Kralingse Bos

Unknown – Kralingse Bos, June 1970

 

¡Kaixo, Y Descorchamos!

Retomo el vino, retomo las mesas para uno en ciudades de otra vida. Estoy en Atenas, y quizás debería escribir sobre cómo acabé, nada más aterrizar, sentado en un coche patrulla camino de una comisaría por subirme en un Uber, y contar el café compartido con policías griegos hablando de lo inútil, de ponerle puertas al mar, de Tsipras, preguntándoles por Petros Márkaris, a quien jamás habían leído.

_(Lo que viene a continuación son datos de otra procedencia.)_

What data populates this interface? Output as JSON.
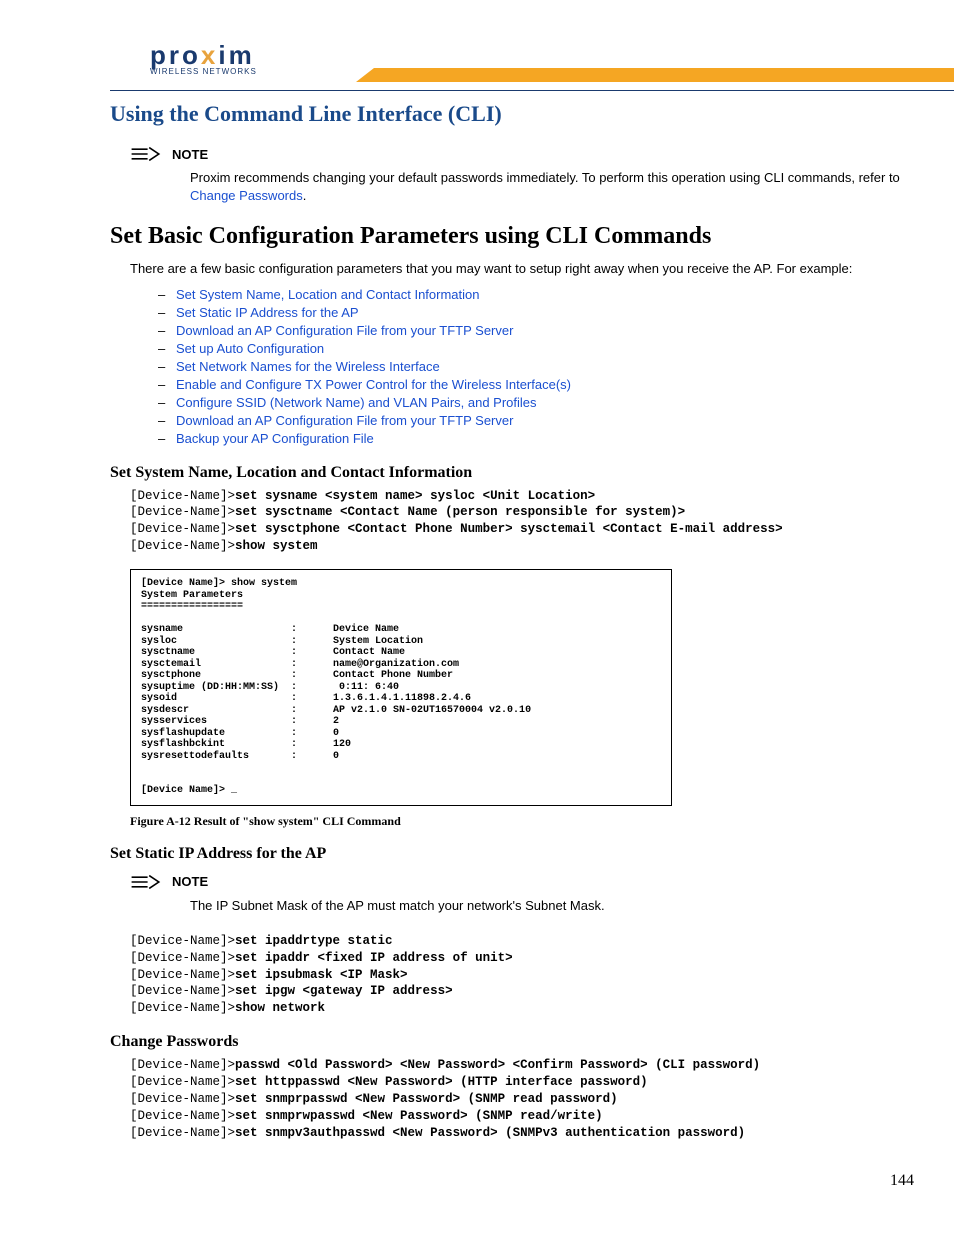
{
  "logo": {
    "text": "pro",
    "x": "x",
    "rest": "im",
    "sub": "WIRELESS NETWORKS"
  },
  "section_title": "Using the Command Line Interface (CLI)",
  "note1": {
    "label": "NOTE",
    "text_pre": "Proxim recommends changing your default passwords immediately. To perform this operation using CLI commands, refer to ",
    "link": "Change Passwords",
    "text_post": "."
  },
  "h1": "Set Basic Configuration Parameters using CLI Commands",
  "intro": "There are a few basic configuration parameters that you may want to setup right away when you receive the AP. For example:",
  "links": [
    "Set System Name, Location and Contact Information",
    "Set Static IP Address for the AP",
    "Download an AP Configuration File from your TFTP Server",
    "Set up Auto Configuration",
    "Set Network Names for the Wireless Interface",
    "Enable and Configure TX Power Control for the Wireless Interface(s)",
    "Configure SSID (Network Name) and VLAN Pairs, and Profiles",
    "Download an AP Configuration File from your TFTP Server",
    "Backup your AP Configuration File"
  ],
  "sec_sysname": {
    "title": "Set System Name, Location and Contact Information",
    "lines": [
      {
        "p": "[Device-Name]>",
        "c": "set sysname <system name> sysloc <Unit Location>"
      },
      {
        "p": "[Device-Name]>",
        "c": "set sysctname <Contact Name (person responsible for system)>"
      },
      {
        "p": "[Device-Name]>",
        "c": "set sysctphone <Contact Phone Number> sysctemail <Contact E-mail address>"
      },
      {
        "p": "[Device-Name]>",
        "c": "show system"
      }
    ]
  },
  "figure": {
    "caption": "Figure A-12   Result of \"show system\" CLI Command",
    "header1": "[Device Name]> show system",
    "header2": "System Parameters",
    "header3": "=================",
    "rows": [
      [
        "sysname",
        "Device Name"
      ],
      [
        "sysloc",
        "System Location"
      ],
      [
        "sysctname",
        "Contact Name"
      ],
      [
        "sysctemail",
        "name@Organization.com"
      ],
      [
        "sysctphone",
        "Contact Phone Number"
      ],
      [
        "sysuptime (DD:HH:MM:SS)",
        " 0:11: 6:40"
      ],
      [
        "sysoid",
        "1.3.6.1.4.1.11898.2.4.6"
      ],
      [
        "sysdescr",
        "AP v2.1.0 SN-02UT16570004 v2.0.10"
      ],
      [
        "sysservices",
        "2"
      ],
      [
        "sysflashupdate",
        "0"
      ],
      [
        "sysflashbckint",
        "120"
      ],
      [
        "sysresettodefaults",
        "0"
      ]
    ],
    "footer": "[Device Name]> _"
  },
  "sec_static": {
    "title": "Set Static IP Address for the AP",
    "note_label": "NOTE",
    "note_text": "The IP Subnet Mask of the AP must match your network's Subnet Mask.",
    "lines": [
      {
        "p": "[Device-Name]>",
        "c": "set ipaddrtype static"
      },
      {
        "p": "[Device-Name]>",
        "c": "set ipaddr <fixed IP address of unit>"
      },
      {
        "p": "[Device-Name]>",
        "c": "set ipsubmask <IP Mask>"
      },
      {
        "p": "[Device-Name]>",
        "c": "set ipgw <gateway IP address>"
      },
      {
        "p": "[Device-Name]>",
        "c": "show network"
      }
    ]
  },
  "sec_pass": {
    "title": "Change Passwords",
    "lines": [
      {
        "p": "[Device-Name]>",
        "c": "passwd <Old Password> <New Password> <Confirm Password> (CLI password)"
      },
      {
        "p": "[Device-Name]>",
        "c": "set httppasswd <New Password> (HTTP interface password)"
      },
      {
        "p": "[Device-Name]>",
        "c": "set snmprpasswd <New Password> (SNMP read password)"
      },
      {
        "p": "[Device-Name]>",
        "c": "set snmprwpasswd <New Password> (SNMP read/write)"
      },
      {
        "p": "[Device-Name]>",
        "c": "set snmpv3authpasswd <New Password> (SNMPv3 authentication password)"
      }
    ]
  },
  "page_number": "144"
}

Pero no. Yo he venido aquí a hablar de mi libro. Y hoy mi libro es holandés – boek. Arranca el curso y el lago de Kralingen, en Rotterdam, apura los últimos soles y a regañadientes da un respiro a las parejas que se tiran sobre el césped, a los jóvenes que desafían a la razón y se arman de paciencia para ir al supermercado, arrastrar su carne y cervezas y preparar trabajosas barbacoas. Con lo fácil que es sentarse en una terraza, encenderse un cigarro, pedir una cerveza fría, dejar propina.

El lago de Kralingen pronto volverá a su normalidad, a los solitarios que lo corren, a las señoras que se escapan con el perro amante, para pasearlo, devorarlo.

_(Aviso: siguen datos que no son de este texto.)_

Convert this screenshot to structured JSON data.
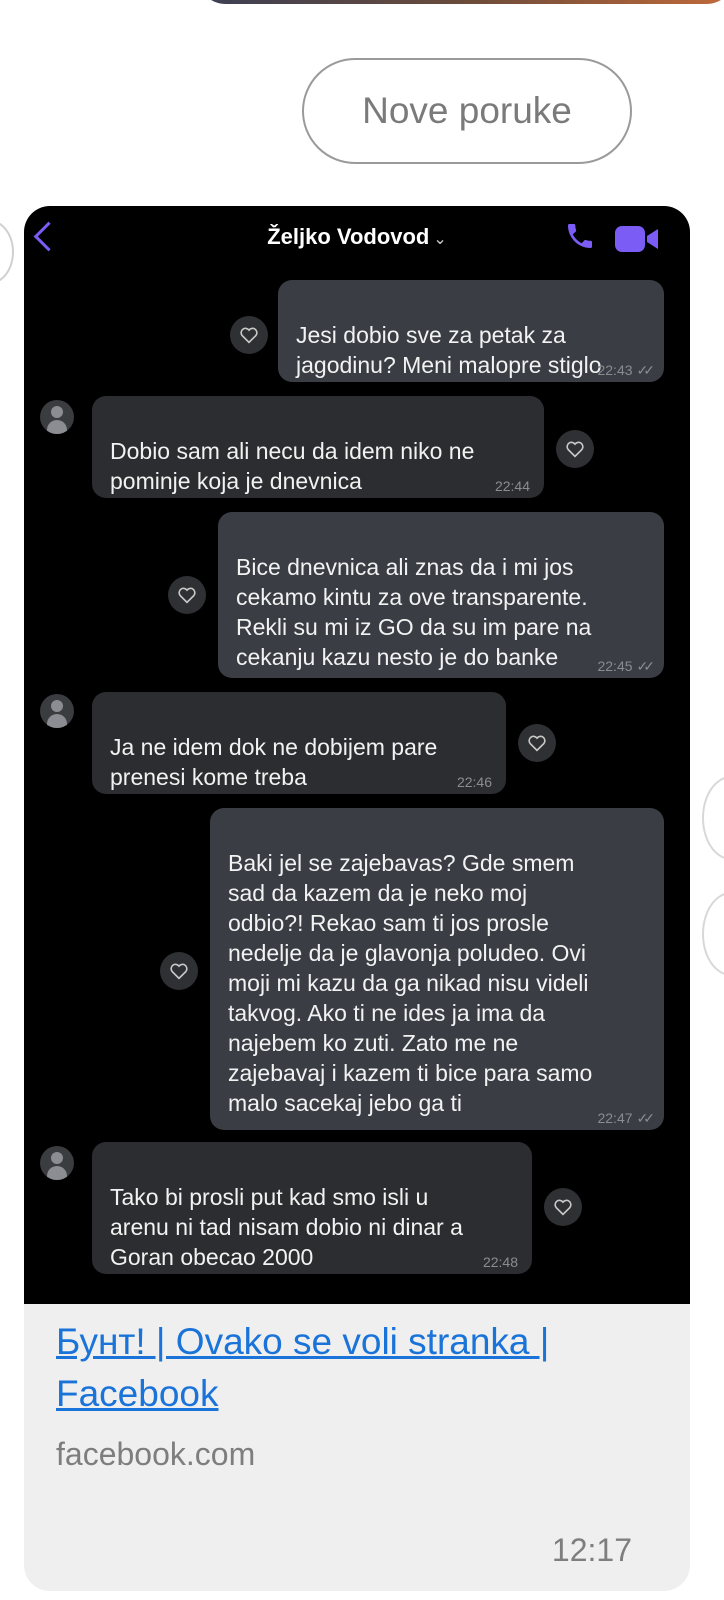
{
  "new_messages_label": "Nove poruke",
  "chat": {
    "contact_name": "Željko Vodovod",
    "chevron": "⌄",
    "messages": [
      {
        "dir": "out",
        "text": "Jesi dobio sve za petak za\njagodinu? Meni malopre stiglo",
        "time": "22:43",
        "read": true
      },
      {
        "dir": "in",
        "text": "Dobio sam ali necu da idem niko ne\npominje koja je dnevnica",
        "time": "22:44",
        "read": false
      },
      {
        "dir": "out",
        "text": "Bice dnevnica ali znas da i mi jos\ncekamo kintu za ove transparente.\nRekli su mi iz GO da su im pare na\ncekanju kazu nesto je do banke",
        "time": "22:45",
        "read": true
      },
      {
        "dir": "in",
        "text": "Ja ne idem dok ne dobijem pare\nprenesi kome treba",
        "time": "22:46",
        "read": false
      },
      {
        "dir": "out",
        "text": "Baki jel se zajebavas? Gde smem\nsad da kazem da je neko moj\nodbio?! Rekao sam ti jos prosle\nnedelje da je glavonja poludeo. Ovi\nmoji mi kazu da ga nikad nisu videli\ntakvog. Ako ti ne ides ja ima da\nnajebem ko zuti. Zato me ne\nzajebavaj i kazem ti bice para samo\nmalo sacekaj jebo ga ti",
        "time": "22:47",
        "read": true
      },
      {
        "dir": "in",
        "text": "Tako bi prosli put kad smo isli u\narenu ni tad nisam dobio ni dinar a\nGoran obecao 2000",
        "time": "22:48",
        "read": false
      }
    ]
  },
  "link_preview": {
    "title": "Бунт! | Ovako se voli stranka | Facebook",
    "domain": "facebook.com",
    "time": "12:17"
  },
  "icons": {
    "back": "back-chevron-icon",
    "call": "phone-icon",
    "video": "video-camera-icon",
    "react": "heart-icon",
    "read": "double-check-icon",
    "avatar": "user-avatar-icon"
  },
  "colors": {
    "accent": "#7b5cf5",
    "link": "#1a73d9",
    "outgoing_bubble": "#3a3d44",
    "incoming_bubble": "#2c2d30"
  }
}
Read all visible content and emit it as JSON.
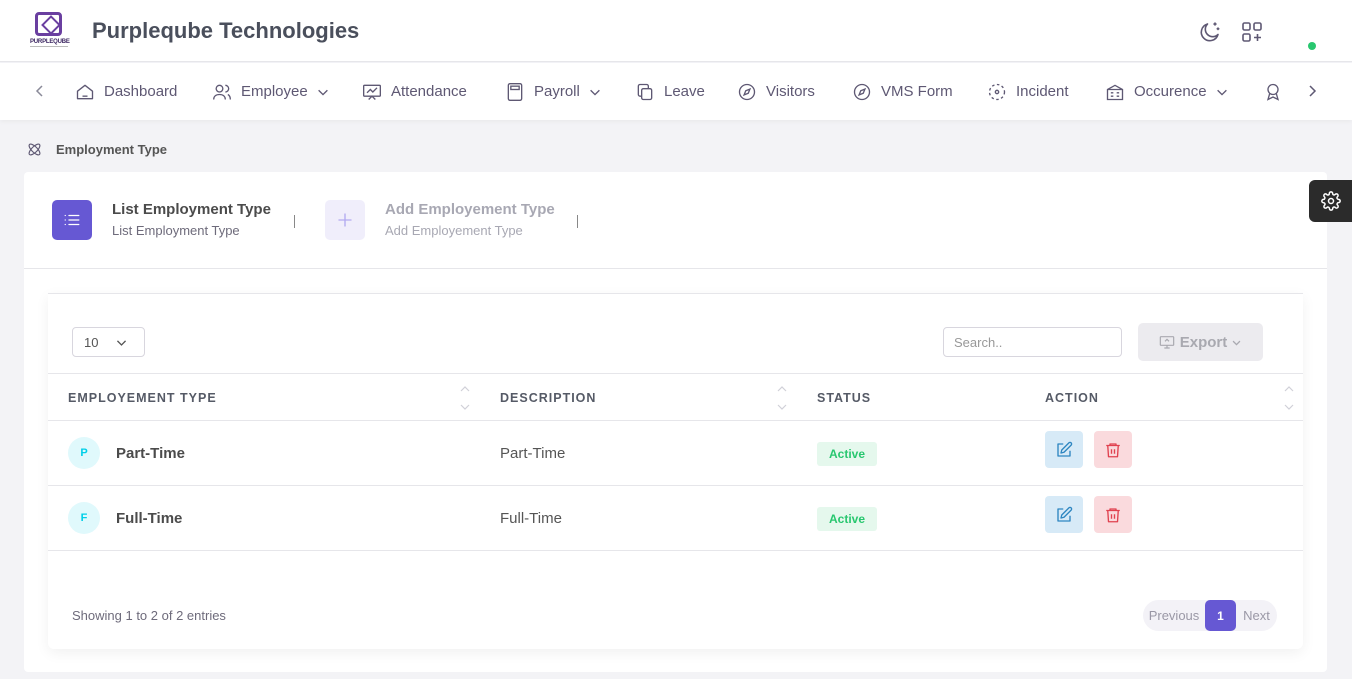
{
  "header": {
    "logo_text": "PURPLEQUBE",
    "brand": "Purpleqube Technologies"
  },
  "nav": {
    "items": [
      {
        "label": "Dashboard"
      },
      {
        "label": "Employee"
      },
      {
        "label": "Attendance"
      },
      {
        "label": "Payroll"
      },
      {
        "label": "Leave"
      },
      {
        "label": "Visitors"
      },
      {
        "label": "VMS Form"
      },
      {
        "label": "Incident"
      },
      {
        "label": "Occurence"
      }
    ]
  },
  "breadcrumb": {
    "label": "Employment Type"
  },
  "tabs": [
    {
      "title": "List Employment Type",
      "subtitle": "List Employment Type"
    },
    {
      "title": "Add Employement Type",
      "subtitle": "Add Employement Type"
    }
  ],
  "table": {
    "page_length": "10",
    "search_placeholder": "Search..",
    "export_label": "Export",
    "columns": [
      "EMPLOYEMENT TYPE",
      "DESCRIPTION",
      "STATUS",
      "ACTION"
    ],
    "rows": [
      {
        "initial": "P",
        "type": "Part-Time",
        "description": "Part-Time",
        "status": "Active"
      },
      {
        "initial": "F",
        "type": "Full-Time",
        "description": "Full-Time",
        "status": "Active"
      }
    ],
    "info": "Showing 1 to 2 of 2 entries",
    "pagination": {
      "previous": "Previous",
      "current": "1",
      "next": "Next"
    }
  },
  "colors": {
    "accent": "#6658d3",
    "success": "#28c76f",
    "info": "#00cfe8",
    "danger": "#ea5455",
    "brand": "#6a3fa0"
  }
}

Me visita el que fue testigo en mi primera boda. Nos hicimos amigos en su 26 cumpleaños. Era un miércoles noche y él, que no fuma, se encendía cigarros en serie mientras paseaba fútilmente por Central Park, solo y sucio. Era un banquero. Terminamos en Brooklyn tomando tequilas con una cantante argentina que por suerte allí quedó.

La cantante no está en Amsterdam, y si con nosotros estuviera en esta fiesta, cogería el micrófono y acompañaría a Ben Klock, un dj reputado que hoy nos entretiene. Pincha él para los doscientos holandeses que lo acompañan en un barco, es una fiesta diurna en algún lugar del Mar del Norte.

Somos mi amigo y yo los únicos extranjeros, los únicos dos de pelo oscuro. No hay turistas y, más tarde, cuando las pastillas rosas empiezan a dejar sonreír al personal, se nos acercan las holandesas a preguntar cómo coño hemos acabado allí. Las holandesas siempre se acercan. Se acercan y preguntan.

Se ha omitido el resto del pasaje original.